CureVac CEO Franz-Werner Haas said his vaccine could be available until mid-2021 at a cost of 10 to 15 euros according to the dose. The CureVac vaccine candidate lately wants to be frozen for storage and transport, but the company is aiming to obtain a definitive vaccine that can be stored at the popular temperature consistent with a temperature of 2 to 8 degrees Celsius. Oostvogels says it is less bulky because freezers cannot be obtained and are more expensive, and the vaccine would not need to thaw before injection.
She says the task is exciting but stressful given the volume of paints and the main expectations. There is little room for errors or delays. ” People are dying while we talk about this disease, so if it’s slow or spoils things because not enough paints are painted, it has . . . an immediate impact,” he said.

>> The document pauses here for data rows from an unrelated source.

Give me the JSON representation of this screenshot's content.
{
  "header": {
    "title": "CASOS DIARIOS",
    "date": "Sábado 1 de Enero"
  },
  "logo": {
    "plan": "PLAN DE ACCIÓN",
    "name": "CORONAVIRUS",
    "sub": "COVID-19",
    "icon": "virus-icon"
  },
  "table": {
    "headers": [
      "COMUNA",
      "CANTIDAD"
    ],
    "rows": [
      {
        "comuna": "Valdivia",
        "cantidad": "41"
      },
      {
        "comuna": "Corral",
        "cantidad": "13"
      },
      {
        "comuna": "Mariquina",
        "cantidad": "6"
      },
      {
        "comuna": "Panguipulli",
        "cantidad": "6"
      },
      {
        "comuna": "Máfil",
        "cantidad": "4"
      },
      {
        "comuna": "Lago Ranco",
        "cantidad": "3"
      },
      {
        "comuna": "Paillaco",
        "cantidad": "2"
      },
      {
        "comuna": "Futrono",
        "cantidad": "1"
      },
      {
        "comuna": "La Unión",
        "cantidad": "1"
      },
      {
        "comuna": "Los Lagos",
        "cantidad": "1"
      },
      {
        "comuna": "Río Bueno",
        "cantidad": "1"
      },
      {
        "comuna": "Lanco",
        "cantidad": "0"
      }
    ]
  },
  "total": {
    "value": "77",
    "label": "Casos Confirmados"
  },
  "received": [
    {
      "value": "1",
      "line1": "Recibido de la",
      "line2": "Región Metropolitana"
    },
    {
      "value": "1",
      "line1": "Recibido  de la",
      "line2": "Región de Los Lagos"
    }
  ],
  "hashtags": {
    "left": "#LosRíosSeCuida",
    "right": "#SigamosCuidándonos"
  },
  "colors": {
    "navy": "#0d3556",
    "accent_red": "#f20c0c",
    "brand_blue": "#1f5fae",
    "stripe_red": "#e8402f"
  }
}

It also means that holidays are rare due to the threat of quarantine. “With the existing workload, I can’t not go to the office. “
For her, the optimal result is a vaccine that can protect anyone who needs it; in particular, she thinks of vulnerable members of our societies, like her mother, who is 80 years old and lives alone.
“Other fragile people who currently have no choice, because they don’t have the vaccine, will now have to stay home, far from everyone else, because the global exterior is too harmful to them. “
In July 2020, the European Investment Bank and the European Commission CureVac with EUR 75 million in investment for large-scale vaccine progression and production, adding the CureVac candidate vaccine for SARS-CoV-2.